|   Interviews

Sept 2017 - Pavel Toropov (UK) Course Director

Pavel Toropov (UK) is a 3 times GlobalLimits course director (he was also a team member in another 2 races). Pavel lives in China, he speaks several languages, is an accomplished trail runner, holds a PhD in biology, and is also a free-lance journalist and writer. Here he talks about his most recent experience being the course director in the inaugural GlobalLimits Albania – The Hidden Treasure.

1. Can you tell us about yourself?

I am from Wimbledon in London, but have been living in China for almost 10 years. I work for a Chinese company which organises running events\ and also works in inbound and outbound tourism. Its a fun but hard job - I am the only foreigner and I work on Chinese terms and everything is in Chinese. On the plus side, I have really learned about how Chinese society works. I also travel all over China and a lot abroad - this year I went to Norway, the North Pole, France, Kazakhstan and will soon be going to South Africa and to the South Pole. The polar trips are as a guide, but taking a Chinese tour group abroad alone is far harder than running any ultramarathon! Unfortunately, with all the traveling I don't get much of a chance to train and run, and race like I used to.

2. What’s the most difficult part marking the course in Albania?

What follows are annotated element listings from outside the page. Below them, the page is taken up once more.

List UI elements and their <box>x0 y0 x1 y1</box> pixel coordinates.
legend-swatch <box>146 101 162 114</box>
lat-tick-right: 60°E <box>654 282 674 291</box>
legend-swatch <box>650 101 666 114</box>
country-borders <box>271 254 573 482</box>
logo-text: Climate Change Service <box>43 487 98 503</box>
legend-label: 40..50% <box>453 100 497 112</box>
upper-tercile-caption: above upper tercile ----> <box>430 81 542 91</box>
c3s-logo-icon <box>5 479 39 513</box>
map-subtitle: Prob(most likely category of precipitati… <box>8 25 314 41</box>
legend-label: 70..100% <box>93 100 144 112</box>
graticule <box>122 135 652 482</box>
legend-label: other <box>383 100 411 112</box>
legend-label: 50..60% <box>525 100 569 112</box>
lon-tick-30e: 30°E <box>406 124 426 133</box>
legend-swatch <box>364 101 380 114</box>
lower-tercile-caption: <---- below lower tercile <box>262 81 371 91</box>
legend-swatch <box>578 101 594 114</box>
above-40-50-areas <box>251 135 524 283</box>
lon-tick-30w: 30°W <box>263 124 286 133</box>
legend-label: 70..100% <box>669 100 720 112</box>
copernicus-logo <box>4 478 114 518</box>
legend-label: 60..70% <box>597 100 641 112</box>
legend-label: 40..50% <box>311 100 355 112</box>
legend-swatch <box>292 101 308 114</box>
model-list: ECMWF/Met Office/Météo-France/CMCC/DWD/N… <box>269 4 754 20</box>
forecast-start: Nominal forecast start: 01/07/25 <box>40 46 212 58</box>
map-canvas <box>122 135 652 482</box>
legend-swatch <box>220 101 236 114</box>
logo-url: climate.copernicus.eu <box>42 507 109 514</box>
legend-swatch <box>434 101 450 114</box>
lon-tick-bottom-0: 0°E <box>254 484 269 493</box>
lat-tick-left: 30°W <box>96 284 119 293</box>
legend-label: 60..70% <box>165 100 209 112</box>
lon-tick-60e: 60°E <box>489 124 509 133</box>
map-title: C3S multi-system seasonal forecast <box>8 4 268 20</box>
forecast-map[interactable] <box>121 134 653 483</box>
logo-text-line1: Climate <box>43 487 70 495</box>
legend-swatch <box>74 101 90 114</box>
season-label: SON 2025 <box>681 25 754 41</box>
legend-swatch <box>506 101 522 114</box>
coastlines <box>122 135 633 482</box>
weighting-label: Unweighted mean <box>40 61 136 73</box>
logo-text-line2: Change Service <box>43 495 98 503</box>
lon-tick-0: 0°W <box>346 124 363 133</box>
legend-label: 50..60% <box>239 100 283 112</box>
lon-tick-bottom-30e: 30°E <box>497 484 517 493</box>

The difficulty was road access for vehicles and the horrendous quality of the secondary roads - good for running, but a torture in a 4x4. Luckily we had a great course marking team - Nathan Montague from the UK, a great runner, anda fantastic local team - Adri, Chimi and Ilir.  We had a great time together.

3. How safe is it to run in Albania?

Very safe - the local people are incredibly welcoming and friendly, but you must respect local customs, especially in the interior - the people in the villages are conservative and traditional and very proud. You must be aware of your actions and be respectful. Albania and Albanians get bad reputation in the press, I admit that I also fell for that, but I discovered very friendly, charming people who loved receiving visitors and the country itself is amazing.

4. Any advice for future participants in the race?

This was the best race I worked on - the country is incredible and has a huge amount to offer to a visitor. After the race - stay on and travel and see more of Albania and its people. As to the race itself - don't worry about safety issues. Oh - bring strong gaiters that will protect your shoes from thorns - one section has some really annoying prickly plants.

5. Where do we see you again?

I would love to come to Albania again next year to be the course director, but I have so much work in China that I cannot guarantee that, unfortunately!

6. You have been in all 4 locations of GlobalLimits races (Albania, Bhutan, Cambodia and Sri Lanka). What is the difference?

These are all very, very different events. Bhutan is a Himalayan mountain race where you can experience Buddhist culture first hand, it is really unique. Runners have to cope with steep climbs and altitude.  It also gets a bit cold. I think it is a great way to see Bhutan, as you travel on your own two feet through a country where tourism is very tightly controlled, which is not something a standard visitor to Bhutan can do.

Cambodia was hot and tropical, I am bad in the heat, I really suffer, so this is not for me!

Sri Lanka, was a great race - very runnable, and there is wildlife everywhere! Unfortunately, some of that wildlife included wild elephants, which are very dangerous. We had some adventures marking the course at sunrise and sunset, the times when elephants are active, in the forest!

Albania is a chance to see a landscape that you will be hard-pressed to find anywhere in Europe! I thought some of the valleys that we ran through looked Neolithic! No houses, roads, people... and so much history, pre-Hellenic, Roman, Byzantine, Ottoman. You also feel like an explorer in Albania, there are so few tourists.

The best thing is that there is now a great GlobalLimits community, the same people come and do races again and again, and new people also join with every race, and stay on, doing other GlobalLimits races. I enjoy seeing old friends - there are some real characters amongst runners, staff, and volunteers, everyone has fun together.  I really hope I get a chance to come back to a GlobalLimits even as soon as I can.